Isabel wondered what a detailed record of our day’s activities would look like—not a record of the sort that might appear in a diary: Went into town. Had lunch. That kind of thing gave a broad-brush account of what we did but did not list the really particular, the hundreds—tens of thousands probably—of little actions in a person’s day. We did such things all the time: tiny movements of the limbs as we sat in a chair or lay in bed, as she did now; little twitches, the flickering of the eyelids, the touching of the fingers, the inclining of the head. Those were nothing really—background noise, one might say—but they would all be religiously entered in this record of the day. And then there were the things we said—the speech acts, as philosophers called them—which ranged from the ums and ers, the muttered phrases of apology on bumping into somebody in a crowd, the meaningless expressions that lubricated our social dealings with one another. A transcript of our speech over the space of a day would make sobering reading, Isabel thought; and over a lifetime? What would we have said? What would it amount to? How much energy would we have wasted on the smallest of small talk; how many months would be filled with sheer nonsense?

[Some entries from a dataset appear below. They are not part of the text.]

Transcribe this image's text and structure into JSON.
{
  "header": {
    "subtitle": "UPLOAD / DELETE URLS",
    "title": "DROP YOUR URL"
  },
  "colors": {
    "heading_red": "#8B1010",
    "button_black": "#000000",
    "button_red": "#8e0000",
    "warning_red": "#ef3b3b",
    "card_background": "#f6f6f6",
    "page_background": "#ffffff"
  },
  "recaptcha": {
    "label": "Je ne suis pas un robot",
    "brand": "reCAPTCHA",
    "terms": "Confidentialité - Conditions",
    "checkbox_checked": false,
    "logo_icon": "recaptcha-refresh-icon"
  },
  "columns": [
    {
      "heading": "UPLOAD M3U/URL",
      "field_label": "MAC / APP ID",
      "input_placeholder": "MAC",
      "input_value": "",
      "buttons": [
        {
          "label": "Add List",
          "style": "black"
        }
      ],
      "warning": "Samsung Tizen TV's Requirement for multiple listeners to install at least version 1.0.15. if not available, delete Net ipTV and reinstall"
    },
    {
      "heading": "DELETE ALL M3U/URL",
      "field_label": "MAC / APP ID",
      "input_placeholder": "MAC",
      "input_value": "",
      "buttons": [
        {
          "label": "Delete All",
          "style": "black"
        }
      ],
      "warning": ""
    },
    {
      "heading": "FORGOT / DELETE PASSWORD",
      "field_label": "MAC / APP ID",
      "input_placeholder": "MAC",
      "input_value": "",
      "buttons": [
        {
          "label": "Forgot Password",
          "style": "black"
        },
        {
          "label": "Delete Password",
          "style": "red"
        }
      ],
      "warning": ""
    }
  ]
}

And then, as often as not, when the time came to talk, really to talk, we were tongue-tied, as could happen to people at the bedsides of the dying, when there was an urgency that cried out for big things to be said, and we found that we could say very little, or that tears made it impossible to speak. Isabel remembered once visiting an aunt on her father’s side who did not have long to live; she had wanted to thank her for her generosity to her as a girl, and although she had managed to say the words that expressed her gratitude, the aunt, known for her coruscating wit, had simply said, “Flattery will get you everywhere,” and later that afternoon had died. But at least she had been thanked. “Flattery will get you everywhere” were memorable last words, if indeed the aunt had said nothing more after Isabel left her bedside, which she thought was probably the case. It would be a perfectly presentable final sentence, although not as witty, perhaps, as Oscar Wilde’s gazing in dismay at the decoration surrounding his deathbed and saying, by way of farewell, “Either that wallpaper goes or I do.”